Bosnische Medien berichten seit Tagen, dass der türkische Präsident Recep Tayyip Erdogan, am 20. Mai, Sarajevo einen Besuch abstatten wird. Pünktlich zu den Parlaments- und Präsidentenwahlen in der Türkei, die am 24. Juni abgehalten werden, sorgt Erdogan für Stimmung im Ausland.

Doch weit wird er nicht kommen, denn europäischen Boden für Wahlzwecke kann er lediglich in Bosnien-Herzegowina nutzen. Während ihm die meisten Politiker den Rückenkehren, erwartet ihn sein größter Fan, Bakri Izetbegović, mit offenen Armen. Denn genau wie Erdogan steckt auch Izetbegović mitten in einem Wahlkampf-Dilemma.

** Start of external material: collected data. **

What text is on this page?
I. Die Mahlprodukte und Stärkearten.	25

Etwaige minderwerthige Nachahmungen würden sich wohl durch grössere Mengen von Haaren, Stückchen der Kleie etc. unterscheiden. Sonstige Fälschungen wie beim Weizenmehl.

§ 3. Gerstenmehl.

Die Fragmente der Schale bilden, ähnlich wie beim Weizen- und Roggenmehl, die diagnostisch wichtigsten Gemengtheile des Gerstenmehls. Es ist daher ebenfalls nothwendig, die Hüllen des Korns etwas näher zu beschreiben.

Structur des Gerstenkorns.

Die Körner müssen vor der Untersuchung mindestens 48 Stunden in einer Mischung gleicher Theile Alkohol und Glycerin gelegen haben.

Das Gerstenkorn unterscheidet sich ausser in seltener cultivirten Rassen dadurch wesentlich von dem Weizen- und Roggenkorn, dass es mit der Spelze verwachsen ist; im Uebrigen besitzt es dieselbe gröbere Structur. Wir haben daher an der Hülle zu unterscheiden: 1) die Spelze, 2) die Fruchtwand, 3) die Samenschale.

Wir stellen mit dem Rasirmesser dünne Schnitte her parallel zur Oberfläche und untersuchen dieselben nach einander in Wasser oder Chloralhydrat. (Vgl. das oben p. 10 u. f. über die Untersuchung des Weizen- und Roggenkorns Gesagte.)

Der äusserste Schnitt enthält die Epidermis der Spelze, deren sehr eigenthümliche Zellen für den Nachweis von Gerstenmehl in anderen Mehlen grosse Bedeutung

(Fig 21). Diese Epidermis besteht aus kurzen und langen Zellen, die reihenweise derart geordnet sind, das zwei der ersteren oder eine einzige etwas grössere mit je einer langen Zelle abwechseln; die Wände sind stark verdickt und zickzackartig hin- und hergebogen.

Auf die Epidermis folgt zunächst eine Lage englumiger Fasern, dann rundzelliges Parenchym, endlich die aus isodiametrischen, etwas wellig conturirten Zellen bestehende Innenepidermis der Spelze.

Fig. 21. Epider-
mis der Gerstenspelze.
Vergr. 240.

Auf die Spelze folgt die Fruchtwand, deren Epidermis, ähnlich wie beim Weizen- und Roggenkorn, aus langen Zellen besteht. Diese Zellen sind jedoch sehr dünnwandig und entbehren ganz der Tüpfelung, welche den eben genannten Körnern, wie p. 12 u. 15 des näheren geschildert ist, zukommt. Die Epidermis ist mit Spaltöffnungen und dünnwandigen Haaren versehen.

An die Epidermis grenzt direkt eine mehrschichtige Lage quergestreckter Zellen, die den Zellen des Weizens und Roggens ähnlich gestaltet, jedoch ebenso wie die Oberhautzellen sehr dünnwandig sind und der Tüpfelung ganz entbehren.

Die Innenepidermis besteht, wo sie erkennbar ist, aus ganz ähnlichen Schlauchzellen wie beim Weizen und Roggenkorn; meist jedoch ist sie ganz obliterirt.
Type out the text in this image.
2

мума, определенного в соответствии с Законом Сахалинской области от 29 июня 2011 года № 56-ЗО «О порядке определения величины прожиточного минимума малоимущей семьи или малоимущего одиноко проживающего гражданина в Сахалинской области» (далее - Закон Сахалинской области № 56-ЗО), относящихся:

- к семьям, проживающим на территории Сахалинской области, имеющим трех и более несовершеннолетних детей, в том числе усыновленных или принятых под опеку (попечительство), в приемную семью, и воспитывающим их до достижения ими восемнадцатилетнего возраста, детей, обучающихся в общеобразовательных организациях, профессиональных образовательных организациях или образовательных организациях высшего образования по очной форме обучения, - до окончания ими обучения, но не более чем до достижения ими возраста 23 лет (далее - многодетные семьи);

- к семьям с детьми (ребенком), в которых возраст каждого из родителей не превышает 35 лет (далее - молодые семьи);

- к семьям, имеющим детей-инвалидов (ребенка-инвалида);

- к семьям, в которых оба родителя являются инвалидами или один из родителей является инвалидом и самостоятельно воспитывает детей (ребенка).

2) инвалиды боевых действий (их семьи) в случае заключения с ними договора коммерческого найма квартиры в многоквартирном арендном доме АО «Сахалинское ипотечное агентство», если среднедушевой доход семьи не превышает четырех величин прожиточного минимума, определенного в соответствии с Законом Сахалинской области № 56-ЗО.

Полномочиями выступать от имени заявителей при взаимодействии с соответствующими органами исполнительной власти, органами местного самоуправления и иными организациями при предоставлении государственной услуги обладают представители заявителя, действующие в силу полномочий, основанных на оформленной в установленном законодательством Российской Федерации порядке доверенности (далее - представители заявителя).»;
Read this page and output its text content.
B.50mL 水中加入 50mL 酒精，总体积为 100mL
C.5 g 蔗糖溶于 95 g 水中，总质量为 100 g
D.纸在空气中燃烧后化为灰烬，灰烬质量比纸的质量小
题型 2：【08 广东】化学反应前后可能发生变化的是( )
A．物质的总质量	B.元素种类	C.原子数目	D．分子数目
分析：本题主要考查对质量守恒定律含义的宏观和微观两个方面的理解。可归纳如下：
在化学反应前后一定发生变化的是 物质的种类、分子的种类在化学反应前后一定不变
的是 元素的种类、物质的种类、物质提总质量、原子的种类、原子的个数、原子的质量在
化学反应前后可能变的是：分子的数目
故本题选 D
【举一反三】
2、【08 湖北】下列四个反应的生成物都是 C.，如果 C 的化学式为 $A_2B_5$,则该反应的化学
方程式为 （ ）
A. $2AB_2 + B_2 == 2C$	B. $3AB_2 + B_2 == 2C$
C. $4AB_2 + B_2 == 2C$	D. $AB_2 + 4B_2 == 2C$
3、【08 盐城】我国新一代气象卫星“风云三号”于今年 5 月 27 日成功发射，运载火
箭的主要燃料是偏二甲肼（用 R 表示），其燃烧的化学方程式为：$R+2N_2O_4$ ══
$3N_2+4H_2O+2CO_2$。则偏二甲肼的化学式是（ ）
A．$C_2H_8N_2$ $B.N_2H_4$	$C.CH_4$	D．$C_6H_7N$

Im Oktober finden die Wahlen im Gesamtstaat, sowohl in der Föderation als auch in der Republika Srpska, statt. Ein kleines Problem, dass die Führer des Landes ignorieren, stellt das Wahlgesetz dar, das wegen eines Urteils des Verfassungsgerichtshofs geändert werden muss. Deshalb könnten die Wahlen von einigen Parteien boykottiert oder ihr Ergebnis nicht anerkannt werden, berichtet „Standard“. Das Horrorszenario für den Gesamtstaat würde bedeuten, dass das Parlament nicht konstituiert wird oder dass gar keine Regierung gewählt wird.

Sebija als starke Frau

Hinzu kommt, dass Bakir Izetbegovićs Frau im Wahlkampf mitmischt. „Sebija wird wahrscheinlich bald zu einer starken Politikerin heranwachsen, welche die bosnische Gesellschaft braucht“, sagte Izetbegović. Sebija Izetbegović wurde 2016 zur Leiterin der Universitätsklinik von Sarajevo ernannt. Ihr Einfluss auf die Partei ihres Mannes war kein Geheimnis. Doch dass sie künftig nicht nur ein Krankenhaus sondern ein ganzes Land regieren könnte, sprengt wohl den Rahmen. Die Izetbegović-Dynastie würde damit in die dritte Amtszeit übergehen. Hier wittert man Parallelen zu Erdogan, oder nicht? Zurück zur Türkei.  Aus dem türkischen Außenministerium hieß es am Mittwoch, nach bisherigem Kenntnisstand sei im europäischen Ausland lediglich eine Wahlkampfrede Erdogans geplant. Und das in Bosnien-Herzegowina. Im Balkan-Land leben zwar wenige türkische Staatsbürger, jedoch liegt es nicht weit von Österreich oder Deutschland entfernt.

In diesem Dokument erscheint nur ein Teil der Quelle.